The government has outlined plans to secure an agreement with private health insurers whereby they would be asked to commit to below-trend premium increases in private health insurance. To secure this agreement the minister has targeted hospital cost savings, including material reductions to prostheses prices.

UBS expects the reductions will be confirmed this month and allow the industry to set lower premium increases in submissions that are due early in November. The government is also likely to examine other savings potential including the elimination of items not deemed to be prostheses from the list, as well as the list's anti-competitive features.

UBS is unsure whether the company will be able to convince the government to set aside items for some level of local exemption given the breadth of the savings that are being targeted. Instead, the broker considers it more likely the company will mitigate the impact of the cuts by renegotiating the price with suppliers.

Longer term, addressing the anti-competitive nature of the list may allow Life Healthcare to enter major areas such as hips and knees, although the broker does not model this beyond an upside case scenario at this stage.

Bell Potter concludes that current public hospital prices for prostheses will not become a floor price for items on the prostheses list.
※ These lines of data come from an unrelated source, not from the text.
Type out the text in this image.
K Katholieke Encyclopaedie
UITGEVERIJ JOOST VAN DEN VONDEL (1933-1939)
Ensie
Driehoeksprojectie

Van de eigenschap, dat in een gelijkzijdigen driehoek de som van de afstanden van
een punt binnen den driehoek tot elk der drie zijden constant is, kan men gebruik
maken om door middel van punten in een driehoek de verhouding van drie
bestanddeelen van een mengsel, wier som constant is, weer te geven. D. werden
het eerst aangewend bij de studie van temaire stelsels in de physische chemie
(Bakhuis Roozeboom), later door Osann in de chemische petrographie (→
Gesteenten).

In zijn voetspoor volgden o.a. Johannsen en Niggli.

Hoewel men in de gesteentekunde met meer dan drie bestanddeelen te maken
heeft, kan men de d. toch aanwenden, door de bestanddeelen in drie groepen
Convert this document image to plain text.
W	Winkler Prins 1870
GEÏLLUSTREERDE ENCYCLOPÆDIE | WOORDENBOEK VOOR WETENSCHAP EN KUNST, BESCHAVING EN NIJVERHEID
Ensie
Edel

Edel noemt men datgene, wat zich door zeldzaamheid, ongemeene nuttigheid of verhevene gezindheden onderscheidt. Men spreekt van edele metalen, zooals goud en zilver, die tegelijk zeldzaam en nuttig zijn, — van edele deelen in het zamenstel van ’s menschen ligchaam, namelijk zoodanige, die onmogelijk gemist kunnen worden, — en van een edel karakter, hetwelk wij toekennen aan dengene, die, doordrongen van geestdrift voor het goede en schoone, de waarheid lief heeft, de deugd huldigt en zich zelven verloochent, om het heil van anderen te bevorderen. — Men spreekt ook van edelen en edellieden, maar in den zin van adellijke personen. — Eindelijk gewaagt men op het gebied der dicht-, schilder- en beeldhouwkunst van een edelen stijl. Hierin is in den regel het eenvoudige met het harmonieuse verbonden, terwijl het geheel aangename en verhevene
By implication, reductions to the Prostheses List may have a wider in impact on group revenues, as prostheses sales to public hospitals may also be subject to a price adjustment.

Morgan Stanley also suggests feedback regarding changes to the Prostheses List and submissions to address privately insured patients in public hospitals may be forthcoming at the AGM of hospital operator Healthscope ((HSO)), to be held on October 19.

Operating earnings guidance is expected to be similar to FY17. Nevertheless, there is no patient volume growth that will dissuade Morgan Stanley from expecting a decline in Healthscope's first half earnings.

Recent US observations suggest double-digit unit growth for Cochlear ((COH)) is likely as it gains market share. Moreover, the N7 compatibility with the iPhone is driving strong growth of new patients as well as upgrades sales. The company will hold its AGM on October 17.

CSL ((CSL)), meanwhile, should benefit from a strong upcoming US flu season and there is upside risks to break-even expectations. A smaller competitor in immunoglobulin is constrained and this means market tightness in the product is being sustained.

However, Morgan Stanley believes the upside risks are balanced out for CSL in the context of rising plasma costs and capital expenditure. The broker is also looking further FX guidance at the October 18 AGM, which was absent at the FY17 result.

Ansell ((ANN)), whose AGM is on October 20, has upside risk for organic growth, given improving emerging market trends. Recent US hurricane-related shutdowns at plants have put pressure on butadiene prices which the broker expects could reduce the rubber input cost tailwinds expected in the second half.